Assisted suicide activists claim that death by assisted suicide is the relief of suffering and “death with dignity.” But a recent study examining assisted suicide methods shows that there are instances of pain and prolonged death that could involve untold psychological anguish. Researchers analyzing data from assisted suicide and euthanasia protocols in the Netherlands found that for a third of patients, death took up to 30 hours, and for four percent of patients, it took up to seven days to die after drugs were administered.
The study published last month in the journal Anaesthesia reveals stark realities often ignored in the assisted suicide debate. Far from the peaceful autonomy portrayed by assisted suicide activists, difficult complications are reported in actual assisted suicide cases.
Patients are often given barbiturates to induce unconsciousness and eventually cause the lungs and heart to stop. Ingesting these drugs is difficult; up to nine percent of patients struggled to swallow the prescribed dose, and 10 percent vomited. Failure to ingest the full dose can lead to inadequate sedation, which leads to another disturbing effect of assisted suicide methods: the possibility that patients are conscious and aware but unable to move while experiencing the slow death due to organ failure or the agony of dying by lethal injection.

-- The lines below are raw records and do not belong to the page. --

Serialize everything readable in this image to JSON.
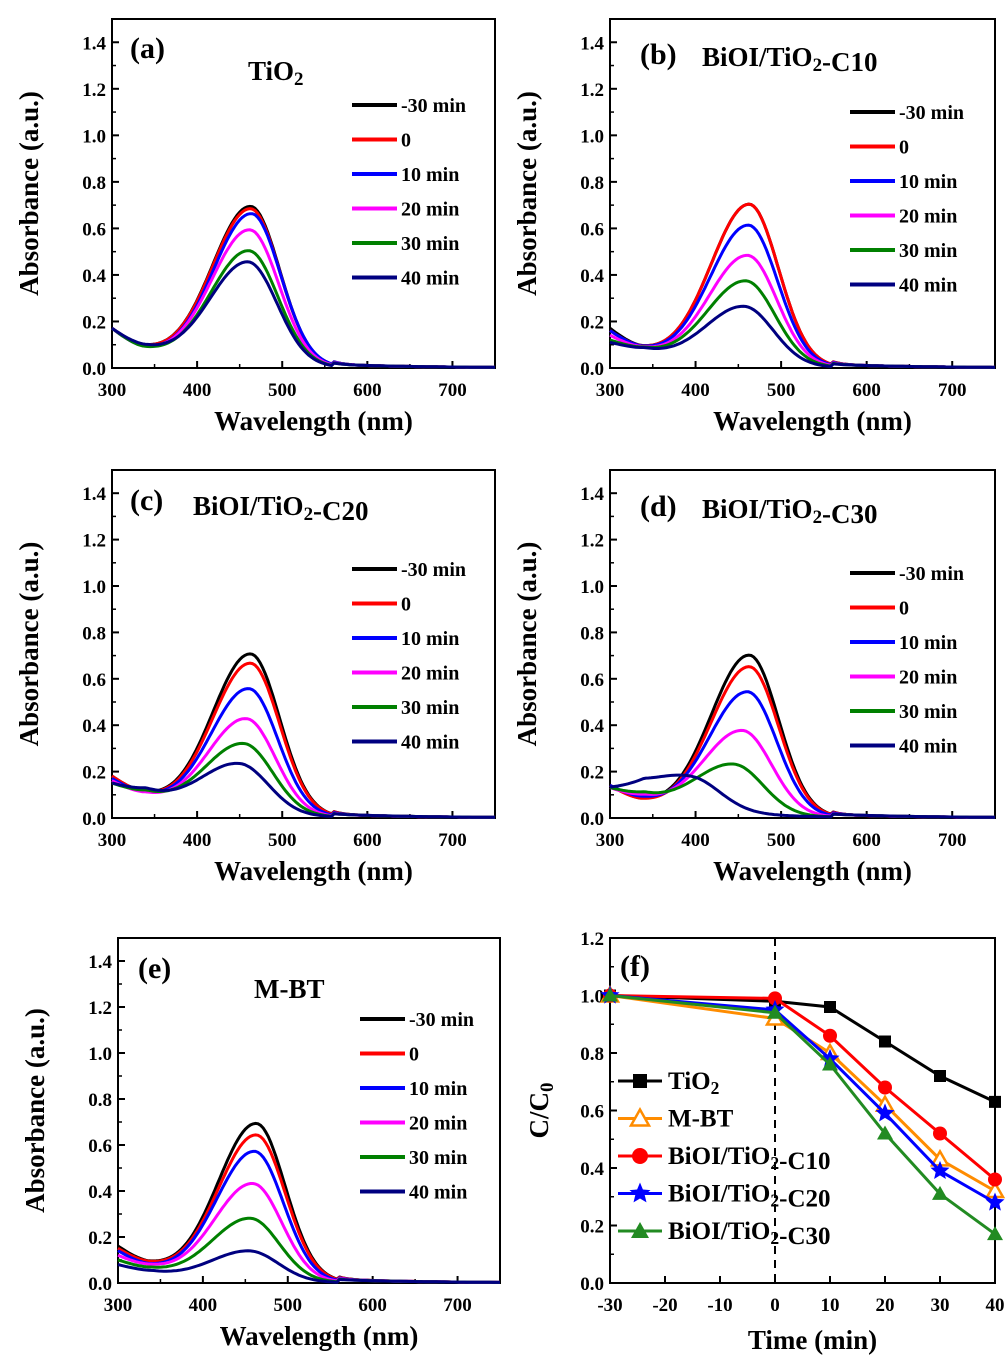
{
  "colors": {
    "t_m30": "#000000",
    "t_0": "#ff0000",
    "t_10": "#0000ff",
    "t_20": "#ff00ff",
    "t_30": "#008000",
    "t_40": "#000080",
    "TiO2": "#000000",
    "M-BT": "#ff8c00",
    "C10": "#ff0000",
    "C20": "#0000ff",
    "C30": "#228b22"
  },
  "chart_data": [
    {
      "panel": "(a)",
      "title": "TiO2",
      "type": "line",
      "xlabel": "Wavelength (nm)",
      "ylabel": "Absorbance (a.u.)",
      "xlim": [
        300,
        750
      ],
      "ylim": [
        0.0,
        1.5
      ],
      "xticks": [
        "300",
        "400",
        "500",
        "600",
        "700"
      ],
      "yticks": [
        "0.0",
        "0.2",
        "0.4",
        "0.6",
        "0.8",
        "1.0",
        "1.2",
        "1.4"
      ],
      "legend": "top-right",
      "series": [
        {
          "name": "-30 min",
          "color_key": "t_m30",
          "peak": 0.68,
          "center": 463,
          "base300": 0.17,
          "min340": 0.085
        },
        {
          "name": "0",
          "color_key": "t_0",
          "peak": 0.67,
          "center": 463,
          "base300": 0.17,
          "min340": 0.085
        },
        {
          "name": "10 min",
          "color_key": "t_10",
          "peak": 0.65,
          "center": 464,
          "base300": 0.17,
          "min340": 0.08
        },
        {
          "name": "20 min",
          "color_key": "t_20",
          "peak": 0.58,
          "center": 462,
          "base300": 0.17,
          "min340": 0.08
        },
        {
          "name": "30 min",
          "color_key": "t_30",
          "peak": 0.49,
          "center": 461,
          "base300": 0.17,
          "min340": 0.08
        },
        {
          "name": "40 min",
          "color_key": "t_40",
          "peak": 0.44,
          "center": 460,
          "base300": 0.17,
          "min340": 0.09
        }
      ]
    },
    {
      "panel": "(b)",
      "title": "BiOI/TiO2-C10",
      "type": "line",
      "xlabel": "Wavelength (nm)",
      "ylabel": "Absorbance (a.u.)",
      "xlim": [
        300,
        750
      ],
      "ylim": [
        0.0,
        1.5
      ],
      "xticks": [
        "300",
        "400",
        "500",
        "600",
        "700"
      ],
      "yticks": [
        "0.0",
        "0.2",
        "0.4",
        "0.6",
        "0.8",
        "1.0",
        "1.2",
        "1.4"
      ],
      "legend": "top-right",
      "series": [
        {
          "name": "-30 min",
          "color_key": "t_m30",
          "peak": 0.69,
          "center": 463,
          "base300": 0.17,
          "min340": 0.08
        },
        {
          "name": "0",
          "color_key": "t_0",
          "peak": 0.69,
          "center": 463,
          "base300": 0.16,
          "min340": 0.08
        },
        {
          "name": "10 min",
          "color_key": "t_10",
          "peak": 0.6,
          "center": 462,
          "base300": 0.16,
          "min340": 0.08
        },
        {
          "name": "20 min",
          "color_key": "t_20",
          "peak": 0.47,
          "center": 461,
          "base300": 0.14,
          "min340": 0.08
        },
        {
          "name": "30 min",
          "color_key": "t_30",
          "peak": 0.36,
          "center": 459,
          "base300": 0.12,
          "min340": 0.08
        },
        {
          "name": "40 min",
          "color_key": "t_40",
          "peak": 0.25,
          "center": 457,
          "base300": 0.11,
          "min340": 0.08
        }
      ]
    },
    {
      "panel": "(c)",
      "title": "BiOI/TiO2-C20",
      "type": "line",
      "xlabel": "Wavelength (nm)",
      "ylabel": "Absorbance (a.u.)",
      "xlim": [
        300,
        750
      ],
      "ylim": [
        0.0,
        1.5
      ],
      "xticks": [
        "300",
        "400",
        "500",
        "600",
        "700"
      ],
      "yticks": [
        "0.0",
        "0.2",
        "0.4",
        "0.6",
        "0.8",
        "1.0",
        "1.2",
        "1.4"
      ],
      "legend": "top-right",
      "series": [
        {
          "name": "-30 min",
          "color_key": "t_m30",
          "peak": 0.69,
          "center": 463,
          "base300": 0.18,
          "min340": 0.1
        },
        {
          "name": "0",
          "color_key": "t_0",
          "peak": 0.65,
          "center": 463,
          "base300": 0.18,
          "min340": 0.1
        },
        {
          "name": "10 min",
          "color_key": "t_10",
          "peak": 0.54,
          "center": 461,
          "base300": 0.17,
          "min340": 0.1
        },
        {
          "name": "20 min",
          "color_key": "t_20",
          "peak": 0.41,
          "center": 458,
          "base300": 0.16,
          "min340": 0.1
        },
        {
          "name": "30 min",
          "color_key": "t_30",
          "peak": 0.3,
          "center": 455,
          "base300": 0.15,
          "min340": 0.11
        },
        {
          "name": "40 min",
          "color_key": "t_40",
          "peak": 0.21,
          "center": 450,
          "base300": 0.15,
          "min340": 0.12
        }
      ]
    },
    {
      "panel": "(d)",
      "title": "BiOI/TiO2-C30",
      "type": "line",
      "xlabel": "Wavelength (nm)",
      "ylabel": "Absorbance (a.u.)",
      "xlim": [
        300,
        750
      ],
      "ylim": [
        0.0,
        1.5
      ],
      "xticks": [
        "300",
        "400",
        "500",
        "600",
        "700"
      ],
      "yticks": [
        "0.0",
        "0.2",
        "0.4",
        "0.6",
        "0.8",
        "1.0",
        "1.2",
        "1.4"
      ],
      "legend": "top-right",
      "series": [
        {
          "name": "-30 min",
          "color_key": "t_m30",
          "peak": 0.69,
          "center": 463,
          "base300": 0.14,
          "min340": 0.07
        },
        {
          "name": "0",
          "color_key": "t_0",
          "peak": 0.64,
          "center": 463,
          "base300": 0.14,
          "min340": 0.07
        },
        {
          "name": "10 min",
          "color_key": "t_10",
          "peak": 0.53,
          "center": 461,
          "base300": 0.14,
          "min340": 0.08
        },
        {
          "name": "20 min",
          "color_key": "t_20",
          "peak": 0.36,
          "center": 455,
          "base300": 0.13,
          "min340": 0.09
        },
        {
          "name": "30 min",
          "color_key": "t_30",
          "peak": 0.21,
          "center": 445,
          "base300": 0.13,
          "min340": 0.1
        },
        {
          "name": "40 min",
          "color_key": "t_40",
          "peak": 0.13,
          "center": 395,
          "base300": 0.12,
          "min340": 0.11
        }
      ]
    },
    {
      "panel": "(e)",
      "title": "M-BT",
      "type": "line",
      "xlabel": "Wavelength (nm)",
      "ylabel": "Absorbance (a.u.)",
      "xlim": [
        300,
        750
      ],
      "ylim": [
        0.0,
        1.5
      ],
      "xticks": [
        "300",
        "400",
        "500",
        "600",
        "700"
      ],
      "yticks": [
        "0.0",
        "0.2",
        "0.4",
        "0.6",
        "0.8",
        "1.0",
        "1.2",
        "1.4"
      ],
      "legend": "top-right",
      "series": [
        {
          "name": "-30 min",
          "color_key": "t_m30",
          "peak": 0.68,
          "center": 463,
          "base300": 0.16,
          "min340": 0.08
        },
        {
          "name": "0",
          "color_key": "t_0",
          "peak": 0.63,
          "center": 463,
          "base300": 0.15,
          "min340": 0.08
        },
        {
          "name": "10 min",
          "color_key": "t_10",
          "peak": 0.56,
          "center": 461,
          "base300": 0.14,
          "min340": 0.07
        },
        {
          "name": "20 min",
          "color_key": "t_20",
          "peak": 0.42,
          "center": 459,
          "base300": 0.12,
          "min340": 0.07
        },
        {
          "name": "30 min",
          "color_key": "t_30",
          "peak": 0.27,
          "center": 456,
          "base300": 0.1,
          "min340": 0.06
        },
        {
          "name": "40 min",
          "color_key": "t_40",
          "peak": 0.13,
          "center": 455,
          "base300": 0.08,
          "min340": 0.05
        }
      ]
    },
    {
      "panel": "(f)",
      "type": "line",
      "xlabel": "Time (min)",
      "ylabel": "C/C0",
      "xlim": [
        -30,
        40
      ],
      "ylim": [
        0.0,
        1.2
      ],
      "xticks": [
        "-30",
        "-20",
        "-10",
        "0",
        "10",
        "20",
        "30",
        "40"
      ],
      "yticks": [
        "0.0",
        "0.2",
        "0.4",
        "0.6",
        "0.8",
        "1.0",
        "1.2"
      ],
      "legend": "bottom-left",
      "x": [
        -30,
        0,
        10,
        20,
        30,
        40
      ],
      "series": [
        {
          "name": "TiO2",
          "color_key": "TiO2",
          "marker": "square",
          "values": [
            1.0,
            0.98,
            0.96,
            0.84,
            0.72,
            0.63
          ]
        },
        {
          "name": "M-BT",
          "color_key": "M-BT",
          "marker": "triangle-open",
          "values": [
            1.0,
            0.92,
            0.8,
            0.62,
            0.43,
            0.32
          ]
        },
        {
          "name": "BiOI/TiO2-C10",
          "color_key": "C10",
          "marker": "circle",
          "values": [
            1.0,
            0.99,
            0.86,
            0.68,
            0.52,
            0.36
          ]
        },
        {
          "name": "BiOI/TiO2-C20",
          "color_key": "C20",
          "marker": "star",
          "values": [
            1.0,
            0.95,
            0.78,
            0.59,
            0.39,
            0.28
          ]
        },
        {
          "name": "BiOI/TiO2-C30",
          "color_key": "C30",
          "marker": "triangle",
          "values": [
            1.0,
            0.94,
            0.76,
            0.52,
            0.31,
            0.17
          ]
        }
      ]
    }
  ]
}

Researchers draw parallels to studies of capital punishment in the United States, because the methods of execution are similar to current methods of euthanasia. (As some commentators have pointed out, capital punishment procedures may actually be more humane than some common assisted suicide techniques.) The study authors note, “Prisoners have been reported to be clearly awake and in distress during some executions, which has led to reviews of the technique.”
The reason for this “failure of unconsciousness” is referred to as accidental awareness during general anaesthesia, a phenomenon known to occur in rare cases when a patient undergoes surgery. The authors write that this condition, being conscious and aware but unable to move during surgery, is “known to be a potent cause of distress.”

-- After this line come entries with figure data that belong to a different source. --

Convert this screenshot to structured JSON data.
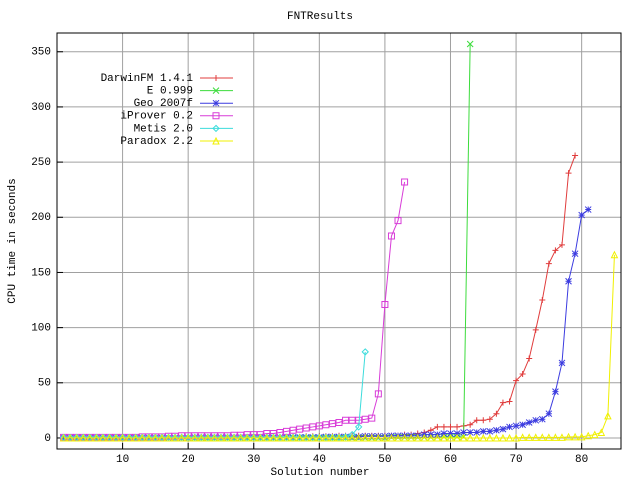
{
  "chart_data": {
    "type": "line",
    "title": "FNTResults",
    "x_label": "Solution number",
    "y_label": "CPU time in seconds",
    "xlim": [
      0,
      86
    ],
    "ylim": [
      -10,
      367
    ],
    "xticks": [
      10,
      20,
      30,
      40,
      50,
      60,
      70,
      80
    ],
    "yticks": [
      0,
      50,
      100,
      150,
      200,
      250,
      300,
      350
    ],
    "grid": true,
    "legend": "top-left",
    "x": [
      1,
      2,
      3,
      4,
      5,
      6,
      7,
      8,
      9,
      10,
      11,
      12,
      13,
      14,
      15,
      16,
      17,
      18,
      19,
      20,
      21,
      22,
      23,
      24,
      25,
      26,
      27,
      28,
      29,
      30,
      31,
      32,
      33,
      34,
      35,
      36,
      37,
      38,
      39,
      40,
      41,
      42,
      43,
      44,
      45,
      46,
      47,
      48,
      49,
      50,
      51,
      52,
      53,
      54,
      55,
      56,
      57,
      58,
      59,
      60,
      61,
      62,
      63,
      64,
      65,
      66,
      67,
      68,
      69,
      70,
      71,
      72,
      73,
      74,
      75,
      76,
      77,
      78,
      79,
      80,
      81,
      82,
      83,
      84,
      85
    ],
    "series": [
      {
        "name": "DarwinFM 1.4.1",
        "color": "#e03c3c",
        "marker": "plus",
        "values": [
          0,
          0,
          0,
          0,
          0,
          0,
          0,
          0,
          0,
          0,
          0,
          0,
          0,
          0,
          0.5,
          0.5,
          0.5,
          0.5,
          1,
          1,
          1,
          1,
          1,
          1,
          1,
          1,
          1,
          1,
          1,
          1,
          1,
          1,
          1,
          1,
          1,
          1,
          1,
          1.5,
          1.5,
          1.5,
          1.5,
          1.5,
          2,
          2,
          2,
          2,
          2,
          2,
          2,
          2,
          2,
          2,
          3,
          3,
          4,
          5,
          7,
          10,
          10,
          10,
          10,
          11,
          12,
          16,
          16,
          17,
          22,
          32,
          33,
          52,
          58,
          72,
          98,
          125,
          158,
          170,
          175,
          240,
          256,
          null,
          null,
          null,
          null,
          null,
          null
        ]
      },
      {
        "name": "E 0.999",
        "color": "#3cdc3c",
        "marker": "cross",
        "values": [
          0,
          0,
          0,
          0,
          0,
          0,
          0,
          0,
          0,
          0,
          0,
          0,
          0,
          0,
          0,
          0,
          0,
          0,
          0,
          0,
          0,
          0,
          0,
          0,
          0,
          0,
          0,
          0,
          0,
          0,
          0,
          0,
          0,
          0,
          0,
          0,
          0,
          0,
          0,
          0,
          0,
          0,
          0,
          0,
          0,
          0,
          0,
          0,
          0,
          0,
          0.5,
          0.5,
          0.5,
          0.5,
          0.5,
          0.5,
          0.5,
          1,
          1,
          1,
          1,
          1,
          357,
          null,
          null,
          null,
          null,
          null,
          null,
          null,
          null,
          null,
          null,
          null,
          null,
          null,
          null,
          null,
          null,
          null,
          null,
          null,
          null,
          null,
          null
        ]
      },
      {
        "name": "Geo 2007f",
        "color": "#3c3ce0",
        "marker": "star",
        "values": [
          0,
          0,
          0,
          0,
          0,
          0,
          0,
          0,
          0,
          0,
          0,
          0,
          0,
          0,
          0,
          0,
          0,
          0,
          0,
          0,
          0.5,
          0.5,
          0.5,
          0.5,
          0.5,
          0.5,
          0.5,
          0.5,
          0.5,
          0.5,
          0.5,
          0.5,
          0.5,
          0.5,
          0.5,
          0.5,
          0.5,
          0.5,
          0.5,
          0.5,
          1,
          1,
          1,
          1,
          1,
          1,
          1.5,
          1.5,
          1.5,
          1.5,
          2,
          2,
          2,
          2,
          2,
          3,
          3,
          3,
          4,
          4,
          4,
          5,
          5,
          5,
          6,
          6,
          7,
          8,
          10,
          11,
          12,
          14,
          16,
          17,
          22,
          42,
          68,
          142,
          167,
          202,
          207,
          null,
          null,
          null,
          null
        ]
      },
      {
        "name": "iProver 0.2",
        "color": "#d83cd8",
        "marker": "square",
        "values": [
          0.5,
          0.5,
          0.5,
          0.5,
          0.5,
          0.5,
          0.5,
          0.5,
          0.5,
          0.5,
          0.5,
          0.5,
          1,
          1,
          1,
          1,
          1.5,
          1.5,
          2,
          2,
          2,
          2,
          2,
          2,
          2,
          2,
          2.5,
          2.5,
          3,
          3,
          3,
          4,
          4,
          5,
          6,
          7,
          8,
          9,
          10,
          11,
          12,
          13,
          14,
          16,
          16,
          16,
          17,
          18,
          40,
          121,
          183,
          197,
          232,
          null,
          null,
          null,
          null,
          null,
          null,
          null,
          null,
          null,
          null,
          null,
          null,
          null,
          null,
          null,
          null,
          null,
          null,
          null,
          null,
          null,
          null,
          null,
          null,
          null,
          null,
          null,
          null,
          null,
          null,
          null,
          null
        ]
      },
      {
        "name": "Metis 2.0",
        "color": "#3cdcdc",
        "marker": "diamond",
        "values": [
          0.5,
          0.5,
          0.5,
          0.5,
          0.5,
          0.5,
          0.5,
          0.5,
          0.5,
          0.5,
          0.5,
          0.5,
          0.5,
          0.5,
          0.5,
          0.5,
          0.5,
          0.5,
          0.5,
          0.5,
          0.5,
          0.5,
          0.5,
          0.5,
          0.5,
          0.5,
          0.5,
          0.5,
          0.5,
          0.5,
          0.5,
          0.5,
          0.5,
          0.5,
          0.5,
          0.5,
          0.5,
          0.5,
          0.5,
          0.5,
          0.5,
          0.5,
          0.5,
          1,
          3,
          10,
          78,
          null,
          null,
          null,
          null,
          null,
          null,
          null,
          null,
          null,
          null,
          null,
          null,
          null,
          null,
          null,
          null,
          null,
          null,
          null,
          null,
          null,
          null,
          null,
          null,
          null,
          null,
          null,
          null,
          null,
          null,
          null,
          null,
          null,
          null,
          null,
          null,
          null,
          null
        ]
      },
      {
        "name": "Paradox 2.2",
        "color": "#f0f000",
        "marker": "triangle",
        "values": [
          0,
          0,
          0,
          0,
          0,
          0,
          0,
          0,
          0,
          0,
          0,
          0,
          0,
          0,
          0,
          0,
          0,
          0,
          0,
          0,
          0,
          0,
          0,
          0,
          0,
          0,
          0,
          0,
          0,
          0,
          0,
          0,
          0,
          0,
          0,
          0,
          0,
          0,
          0,
          0,
          0,
          0,
          0,
          0,
          0,
          0,
          0,
          0,
          0,
          0,
          0,
          0,
          0,
          0,
          0,
          0,
          0,
          0,
          0,
          0,
          0,
          0,
          0,
          0,
          0,
          0,
          0,
          0,
          0,
          0,
          0.5,
          0.5,
          0.5,
          0.5,
          0.5,
          0.5,
          0.5,
          1,
          1,
          1,
          2,
          3,
          5,
          20,
          166
        ]
      }
    ]
  }
}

That is an understatement.
When assisted suicide activists propose legally killing patients, they do not discuss how death is brought about. It is generally assumed by the public that there is an optimum means of sedating patients and then killing them. This is not true. The study found that in parts of the world where assisted suicide is legal, a wide range of methods — with undoubtedly varying rates of failure — were used.
Failure to fully sedate patients is known to occur in assisted suicide cases. Analyzing the Dutch statistics, the study authors found that patients undergoing assisted suicide awoke, with some even sitting up, in up to 1.3% of cases. Researchers found that it was much more common for patients undergoing assisted suicide to be improperly sedated during their death than for patients undergoing surgery to experience consciousness during a procedure. They write:
It is striking, that the incidence of ‘failure of unconsciousness’ is approximately 190 times higher when it is intended that the patient is unconscious at the time of death, as when it is intended they later awaken and recover after surgery (when accidental awareness is approximately 1:19,000)
While the study authors do not take a position on the ethics of assisted suicide, they propose methods for ensuring “humane” death should it become legal, as it is in parts of Europe, Canada, and several U.S. states. The proposed protocols include testing for unconsciousness, monitoring brain activity using EEG, and legislating the use of the most quickly lethal drug protocols.
While these proposals may seem noble and a means of ensuring “humane” deaths by assisted suicide, they ignore the inherent ethical problems with it. Many ethicists warn that once it is legal, the choice to die can become a duty to die. Already, in jurisdictions where it is legal, patients have been denied treatment in favor of the much more cost-effective assisted suicide option. In such a climate, incorporating trained anesthesiologists, EEGs, and other measures to ensure a “humane” death seem highly unlikely.
The study authors implicitly acknowledge how little the reality of assisted suicide is addressed in their contribution to the debate of assisted suicide, noting:
For the public, this includes accepting that all interventions can fail. All choices involve risk and that includes exercising the choice to die, or to be unconscious at the point of death. The public should also be comfortable in allowing professionals it normally expects to help preserve life, now to be required also to assist in death – or to create alternative professionals for this latter task.
While the researchers claim to take no position on assisted suicide, they propose means for medical societies to pressure the state to end the practice of capital punishment. Interestingly, the very drugs pharmaceutical companies are preventing from being used in executions are being used in assisted suicide. As Alex Schadenberg of the Euthanasia Prevention Coalition asks, “How can a drug be considered risky, experimental and a form of torture in one circumstance (capital punishment), and a human right when it is used for euthanasia?”
Assisted suicide is not the simple and “compassionate” solution so often presented in biased media coverage. People deserve to know the difficult facts of state-sanctioned killing, whether capital punishment or otherwise, before endorsing them.